Adobe, Canva e outras plataformas rapidamente lançaram soluções que tentam aplicar diretrizes de marca automaticamente a partir de arquivos PDF. Às vezes funciona. Às vezes, não.

painel com imagens do logotipo, de anúncios e produtos da Coca Cola
Crédito: Adobe/ Coca Cola

Essas diretrizes nem sempre se traduzem bem em projetos mais complexos – o que é compreensível. Muitas vezes, estamos falando de construções visuais que são mais intuitivas do que explícitas.

Por isso, a Coca-Cola optou por outro caminho: em vez de começar pelo texto, começou pelas imagens. O plano era ensinar a inteligência artificial por meio da sensibilidade visual da marca. Em parceria com a Adobe, criou o Projeto Fizzion, uma nova abordagem para treinar e aplicar IA em larga escala.
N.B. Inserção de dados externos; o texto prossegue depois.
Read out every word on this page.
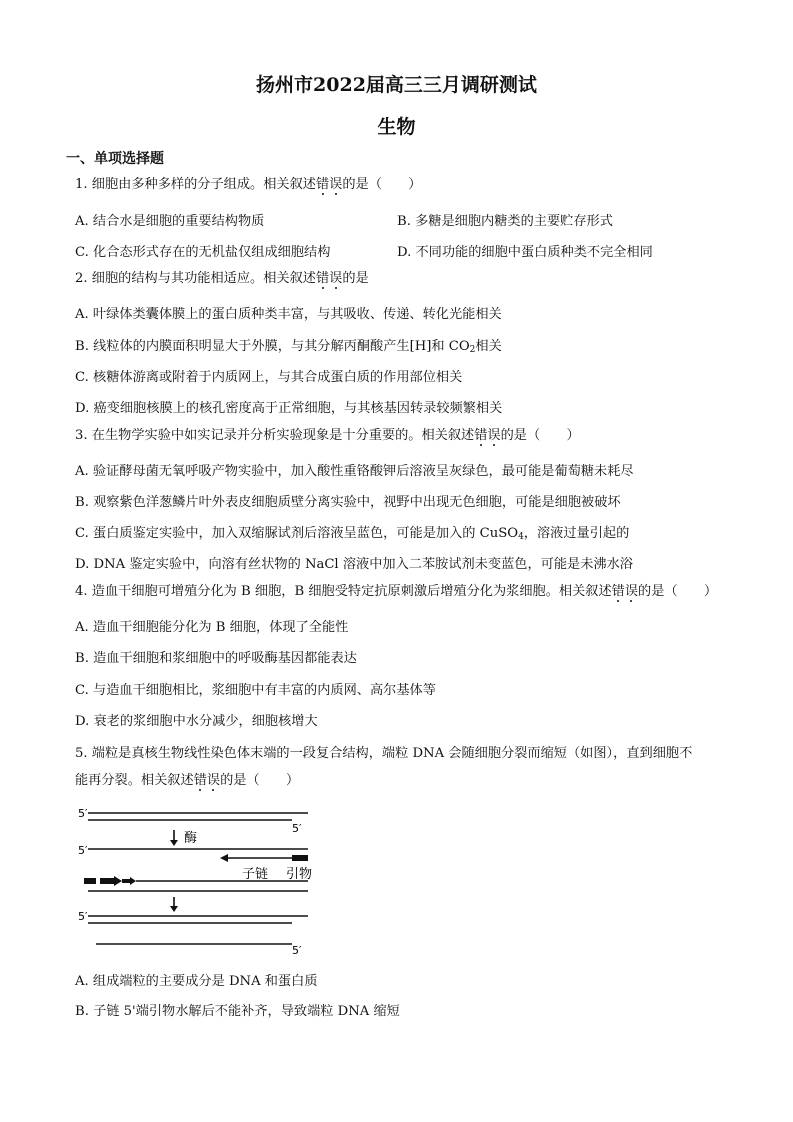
扬州市2022届高三三月调研测试
生物
一、单项选择题
1. 细胞由多种多样的分子组成。相关叙述错误的是（　　）
A. 结合水是细胞的重要结构物质	B. 多糖是细胞内糖类的主要贮存形式
C. 化合态形式存在的无机盐仅组成细胞结构	D. 不同功能的细胞中蛋白质种类不完全相同
2. 细胞的结构与其功能相适应。相关叙述错误的是
A. 叶绿体类囊体膜上的蛋白质种类丰富，与其吸收、传递、转化光能相关
B. 线粒体的内膜面积明显大于外膜，与其分解丙酮酸产生[H]和 $CO_2$相关
C. 核糖体游离或附着于内质网上，与其合成蛋白质的作用部位相关
D. 癌变细胞核膜上的核孔密度高于正常细胞，与其核基因转录较频繁相关
3. 在生物学实验中如实记录并分析实验现象是十分重要的。相关叙述错误的是（　　）
A. 验证酵母菌无氧呼吸产物实验中，加入酸性重铬酸钾后溶液呈灰绿色，最可能是葡萄糖未耗尽
B. 观察紫色洋葱鳞片叶外表皮细胞质壁分离实验中，视野中出现无色细胞，可能是细胞被破坏
C. 蛋白质鉴定实验中，加入双缩脲试剂后溶液呈蓝色，可能是加入的 CuSO$_4$，溶液过量引起的
D. DNA 鉴定实验中，向溶有丝状物的 NaCl 溶液中加入二苯胺试剂未变蓝色，可能是未沸水浴
4. 造血干细胞可增殖分化为 B 细胞，B 细胞受特定抗原刺激后增殖分化为浆细胞。相关叙述错误的是（　　）
A. 造血干细胞能分化为 B 细胞，体现了全能性
B. 造血干细胞和浆细胞中的呼吸酶基因都能表达
C. 与造血干细胞相比，浆细胞中有丰富的内质网、高尔基体等
D. 衰老的浆细胞中水分减少，细胞核增大
5. 端粒是真核生物线性染色体末端的一段复合结构，端粒 DNA 会随细胞分裂而缩短（如图），直到细胞不
能再分裂。相关叙述错误的是（　　）
5′
5′
5′
5′
5′
酶
子链 引物
A. 组成端粒的主要成分是 DNA 和蛋白质
B. 子链 5'端引物水解后不能补齐，导致端粒 DNA 缩短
COMO A IA DA COCA COLA APRENDE?

Enquanto muitas inteligências artificiais são treinadas com bancos de imagens genéricas, o Fizzion foi alimentado com sistemas reais de identidade visual e materiais publicitários da Coca-Cola. Diferente de geradores como Firefly ou DALL·E, ele não cria do zero – seu papel é gerar variações com base em designs já existentes, combinando elementos da marca.

“Quando você está construindo um sistema de identidade visual, o modelo precisa aprender não só a partir das imagens, mas das relações entre os componentes – como o texto interage com os outros elementos da composição”, explica Ash King, diretor de soluções empresariais da Adobe.
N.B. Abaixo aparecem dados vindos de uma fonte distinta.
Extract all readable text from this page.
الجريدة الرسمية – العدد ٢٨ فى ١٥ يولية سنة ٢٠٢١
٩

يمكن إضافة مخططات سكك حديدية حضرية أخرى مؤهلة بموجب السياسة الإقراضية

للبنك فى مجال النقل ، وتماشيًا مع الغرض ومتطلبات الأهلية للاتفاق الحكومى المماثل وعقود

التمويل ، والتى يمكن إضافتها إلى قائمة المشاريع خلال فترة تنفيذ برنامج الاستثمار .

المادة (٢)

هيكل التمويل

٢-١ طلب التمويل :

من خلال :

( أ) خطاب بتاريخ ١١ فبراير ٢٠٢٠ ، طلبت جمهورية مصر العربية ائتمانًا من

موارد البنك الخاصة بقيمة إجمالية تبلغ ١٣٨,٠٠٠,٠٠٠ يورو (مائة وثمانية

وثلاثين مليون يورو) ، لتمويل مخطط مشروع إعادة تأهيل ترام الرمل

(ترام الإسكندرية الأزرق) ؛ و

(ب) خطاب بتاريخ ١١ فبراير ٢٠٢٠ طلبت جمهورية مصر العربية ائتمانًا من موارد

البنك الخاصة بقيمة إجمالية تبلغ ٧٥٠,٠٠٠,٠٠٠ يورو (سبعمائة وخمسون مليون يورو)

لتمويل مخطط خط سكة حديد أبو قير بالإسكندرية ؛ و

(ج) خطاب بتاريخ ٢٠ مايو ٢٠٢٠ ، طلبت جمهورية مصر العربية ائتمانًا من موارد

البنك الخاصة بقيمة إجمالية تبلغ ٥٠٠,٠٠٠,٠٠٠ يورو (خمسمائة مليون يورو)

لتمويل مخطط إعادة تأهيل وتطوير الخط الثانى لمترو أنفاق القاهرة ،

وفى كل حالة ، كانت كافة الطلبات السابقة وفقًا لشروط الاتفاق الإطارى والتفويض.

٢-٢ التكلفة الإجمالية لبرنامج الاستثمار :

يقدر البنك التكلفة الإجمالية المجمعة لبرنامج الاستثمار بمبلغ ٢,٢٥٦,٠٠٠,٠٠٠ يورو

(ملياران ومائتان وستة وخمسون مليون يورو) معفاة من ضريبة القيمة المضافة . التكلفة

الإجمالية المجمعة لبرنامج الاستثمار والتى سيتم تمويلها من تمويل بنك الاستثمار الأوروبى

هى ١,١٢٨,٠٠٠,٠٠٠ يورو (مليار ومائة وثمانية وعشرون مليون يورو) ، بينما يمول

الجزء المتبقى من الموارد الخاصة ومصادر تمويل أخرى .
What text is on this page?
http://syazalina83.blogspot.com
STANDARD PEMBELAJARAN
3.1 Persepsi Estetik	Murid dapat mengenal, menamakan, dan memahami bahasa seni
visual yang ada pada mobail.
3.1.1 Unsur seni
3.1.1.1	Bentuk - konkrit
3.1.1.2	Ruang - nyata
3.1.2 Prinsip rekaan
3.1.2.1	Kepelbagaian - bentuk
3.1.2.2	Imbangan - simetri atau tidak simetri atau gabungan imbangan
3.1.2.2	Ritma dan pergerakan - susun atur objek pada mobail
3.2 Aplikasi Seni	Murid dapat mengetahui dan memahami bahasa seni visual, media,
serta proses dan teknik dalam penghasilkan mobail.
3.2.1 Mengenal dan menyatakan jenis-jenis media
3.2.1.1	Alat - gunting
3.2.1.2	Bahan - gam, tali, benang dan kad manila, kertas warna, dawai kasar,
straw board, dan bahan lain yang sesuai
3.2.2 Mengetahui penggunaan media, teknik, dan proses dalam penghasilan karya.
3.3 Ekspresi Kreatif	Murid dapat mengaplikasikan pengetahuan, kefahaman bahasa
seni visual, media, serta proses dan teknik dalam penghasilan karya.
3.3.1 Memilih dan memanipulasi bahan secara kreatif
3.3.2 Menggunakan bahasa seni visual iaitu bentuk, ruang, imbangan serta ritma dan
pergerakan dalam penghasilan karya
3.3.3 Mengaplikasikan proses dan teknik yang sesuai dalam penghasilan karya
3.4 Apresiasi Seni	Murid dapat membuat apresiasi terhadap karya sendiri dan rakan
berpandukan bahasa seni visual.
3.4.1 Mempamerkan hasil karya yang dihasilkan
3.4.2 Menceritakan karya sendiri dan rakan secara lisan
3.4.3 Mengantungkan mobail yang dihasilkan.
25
painel com imagens do logotipo, de anúncios e produtos da Coca Cola
Crédito: Adobe/ Coca Cola

A IA da Coca Cola consegue analisar, em tempo real, a tela em que o designer está trabalhando – incluindo a posição do logo, das imagens e da tipografia. Mas ela só aprende com o trabalho dos designers quando um projeto é finalizado. Ou seja, quando uma peça é salva com todos os elementos em conformidade com os padrões da marca, ela passa a fazer parte do repertório do Fizzion IA.

Nesse momento, a IA da Coca Cola também armazena todos os elementos do design, para que possam ser reutilizados sempre que necessário. A partir daí, a ferramenta se conecta à cadeia global de produção, permitindo que parceiros ajustem materiais sem comprometer a identidade visual da marca.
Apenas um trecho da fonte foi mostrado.